For collectors, this is the kind of print that rewards sustained attention. It unfolds slowly. First comes the grace of the bathers, then the unsettling confrontation with the sculpted head, and only afterward the discovery of the peeping youth at the pool’s edge. Each element deepens the meaning of the last. It is a sheet that invites repeated viewing because its drama is not exhausted at first glance.
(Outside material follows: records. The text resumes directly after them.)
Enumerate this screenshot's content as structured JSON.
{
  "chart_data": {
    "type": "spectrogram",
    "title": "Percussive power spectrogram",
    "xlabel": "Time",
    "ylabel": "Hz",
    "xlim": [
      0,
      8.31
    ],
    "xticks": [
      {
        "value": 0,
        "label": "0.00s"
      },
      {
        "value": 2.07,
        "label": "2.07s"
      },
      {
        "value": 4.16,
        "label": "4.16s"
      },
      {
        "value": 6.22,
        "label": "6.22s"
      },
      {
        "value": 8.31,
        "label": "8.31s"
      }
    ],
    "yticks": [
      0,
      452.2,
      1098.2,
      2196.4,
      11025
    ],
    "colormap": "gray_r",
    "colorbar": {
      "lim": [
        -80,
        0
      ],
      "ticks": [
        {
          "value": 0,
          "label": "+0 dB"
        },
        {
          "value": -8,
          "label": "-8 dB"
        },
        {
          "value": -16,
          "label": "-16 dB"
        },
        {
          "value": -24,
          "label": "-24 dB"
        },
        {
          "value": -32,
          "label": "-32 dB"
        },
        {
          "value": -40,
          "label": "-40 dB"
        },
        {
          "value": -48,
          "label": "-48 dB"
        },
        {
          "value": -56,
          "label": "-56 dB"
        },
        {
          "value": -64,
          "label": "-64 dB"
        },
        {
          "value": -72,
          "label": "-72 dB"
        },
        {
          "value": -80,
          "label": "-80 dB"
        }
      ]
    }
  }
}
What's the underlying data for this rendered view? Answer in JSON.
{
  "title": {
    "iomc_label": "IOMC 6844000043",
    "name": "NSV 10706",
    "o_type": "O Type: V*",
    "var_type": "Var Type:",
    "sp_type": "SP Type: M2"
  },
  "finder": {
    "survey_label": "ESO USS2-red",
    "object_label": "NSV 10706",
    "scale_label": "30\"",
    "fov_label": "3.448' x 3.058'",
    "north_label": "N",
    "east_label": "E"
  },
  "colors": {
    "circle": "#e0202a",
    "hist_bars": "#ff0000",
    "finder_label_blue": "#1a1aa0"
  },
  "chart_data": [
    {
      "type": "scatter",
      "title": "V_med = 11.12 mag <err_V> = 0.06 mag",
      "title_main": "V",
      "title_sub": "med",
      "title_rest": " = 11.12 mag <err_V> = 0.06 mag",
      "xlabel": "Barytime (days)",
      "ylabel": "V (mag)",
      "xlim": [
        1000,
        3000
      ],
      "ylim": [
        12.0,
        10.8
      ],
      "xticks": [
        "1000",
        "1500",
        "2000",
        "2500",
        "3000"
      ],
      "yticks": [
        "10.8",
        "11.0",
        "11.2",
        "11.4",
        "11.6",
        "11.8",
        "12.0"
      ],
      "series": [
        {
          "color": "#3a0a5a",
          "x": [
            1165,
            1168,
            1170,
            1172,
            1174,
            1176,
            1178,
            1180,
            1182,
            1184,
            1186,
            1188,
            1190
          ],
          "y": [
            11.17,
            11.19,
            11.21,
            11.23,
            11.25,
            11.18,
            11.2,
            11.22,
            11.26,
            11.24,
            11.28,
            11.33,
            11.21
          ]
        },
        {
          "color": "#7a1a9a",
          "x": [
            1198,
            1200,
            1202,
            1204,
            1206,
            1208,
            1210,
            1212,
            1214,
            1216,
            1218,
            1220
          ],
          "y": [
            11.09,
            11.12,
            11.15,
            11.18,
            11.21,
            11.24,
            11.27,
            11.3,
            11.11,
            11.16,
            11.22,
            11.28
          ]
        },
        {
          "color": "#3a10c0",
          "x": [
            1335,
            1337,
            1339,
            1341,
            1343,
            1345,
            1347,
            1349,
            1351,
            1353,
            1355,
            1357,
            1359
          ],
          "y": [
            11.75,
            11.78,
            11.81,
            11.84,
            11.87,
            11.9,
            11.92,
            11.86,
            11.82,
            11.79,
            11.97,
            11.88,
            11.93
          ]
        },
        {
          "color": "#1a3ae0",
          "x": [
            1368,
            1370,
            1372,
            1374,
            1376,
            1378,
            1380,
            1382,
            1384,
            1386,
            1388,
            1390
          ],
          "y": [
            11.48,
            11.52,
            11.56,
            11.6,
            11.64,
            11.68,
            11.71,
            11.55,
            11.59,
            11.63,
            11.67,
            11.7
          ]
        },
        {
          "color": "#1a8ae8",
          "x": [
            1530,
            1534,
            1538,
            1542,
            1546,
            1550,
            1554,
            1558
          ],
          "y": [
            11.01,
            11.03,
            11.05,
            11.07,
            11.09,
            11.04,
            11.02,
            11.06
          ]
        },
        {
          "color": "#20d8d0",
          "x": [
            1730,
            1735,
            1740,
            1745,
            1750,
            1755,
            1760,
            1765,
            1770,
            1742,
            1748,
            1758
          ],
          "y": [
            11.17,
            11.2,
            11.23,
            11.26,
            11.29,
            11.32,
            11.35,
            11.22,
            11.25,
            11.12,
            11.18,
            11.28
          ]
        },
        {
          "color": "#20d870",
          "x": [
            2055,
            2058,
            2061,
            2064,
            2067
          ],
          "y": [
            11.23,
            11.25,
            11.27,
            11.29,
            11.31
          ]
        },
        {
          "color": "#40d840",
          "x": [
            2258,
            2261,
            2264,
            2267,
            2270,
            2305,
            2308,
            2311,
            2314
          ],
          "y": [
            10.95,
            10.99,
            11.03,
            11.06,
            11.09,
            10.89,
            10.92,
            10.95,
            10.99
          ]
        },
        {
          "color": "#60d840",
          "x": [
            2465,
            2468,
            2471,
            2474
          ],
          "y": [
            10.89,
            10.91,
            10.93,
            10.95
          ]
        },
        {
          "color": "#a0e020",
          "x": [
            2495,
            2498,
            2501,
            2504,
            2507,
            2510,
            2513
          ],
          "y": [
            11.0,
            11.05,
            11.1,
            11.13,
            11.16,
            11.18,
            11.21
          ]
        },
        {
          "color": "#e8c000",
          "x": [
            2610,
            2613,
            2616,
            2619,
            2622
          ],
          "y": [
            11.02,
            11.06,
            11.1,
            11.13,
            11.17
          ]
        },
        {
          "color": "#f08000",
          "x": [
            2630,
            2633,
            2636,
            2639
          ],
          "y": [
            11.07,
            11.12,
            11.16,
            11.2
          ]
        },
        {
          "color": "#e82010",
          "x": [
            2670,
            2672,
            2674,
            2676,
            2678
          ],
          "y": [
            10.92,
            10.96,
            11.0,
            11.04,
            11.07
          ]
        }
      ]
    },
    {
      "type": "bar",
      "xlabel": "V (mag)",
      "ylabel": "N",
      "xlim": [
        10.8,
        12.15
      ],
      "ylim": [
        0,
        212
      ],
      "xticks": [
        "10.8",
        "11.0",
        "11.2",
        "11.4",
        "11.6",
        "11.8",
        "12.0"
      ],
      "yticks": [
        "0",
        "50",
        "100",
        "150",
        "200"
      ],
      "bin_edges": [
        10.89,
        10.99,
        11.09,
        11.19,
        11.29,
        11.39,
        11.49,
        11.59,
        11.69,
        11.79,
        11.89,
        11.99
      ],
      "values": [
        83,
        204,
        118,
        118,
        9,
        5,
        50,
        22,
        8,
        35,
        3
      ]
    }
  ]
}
To own "The Surprised Bathers" is to own more than a work from one of the greatest print cycles of the 20th century. It is to own an image in which Picasso fuses classical beauty with modern psychological tension. Elegant, erotic, and quietly disturbing, it captures the essence of what serious collectors seek in the 'Vollard Suite:' not just rarity or importance, but a work alive with ambiguity, intelligence, and lasting visual power.

About the Artist

Pablo Picasso (1881 – 1973), the towering figure of 20th-century art, was also one of history’s most inventive printmakers. Across more than 2,400 graphic works, he transformed etching, aquatint, lithography, and linocut into vehicles for boundless experimentation. From the natural elegance of Histoire Naturelle to the bullfighting drama of La Tauromaquia, and from the mythic imagery of the Vollard Suite to the theatrical eroticism of the 347 Series and La Célestine, Picasso used serial print portfolios to chart his themes of love, metamorphosis, and the artist–model dialogue.
In Vallauris, with printer Hidalgo Arnéra, he revolutionized the linocut process, pushing the reduction method to dazzling technical and chromatic heights. For today’s collectors, Picasso’s prints offer both intimate access to his hand and enduring museum-level significance, works of immediate graphic vitality that remain cornerstones of modern art.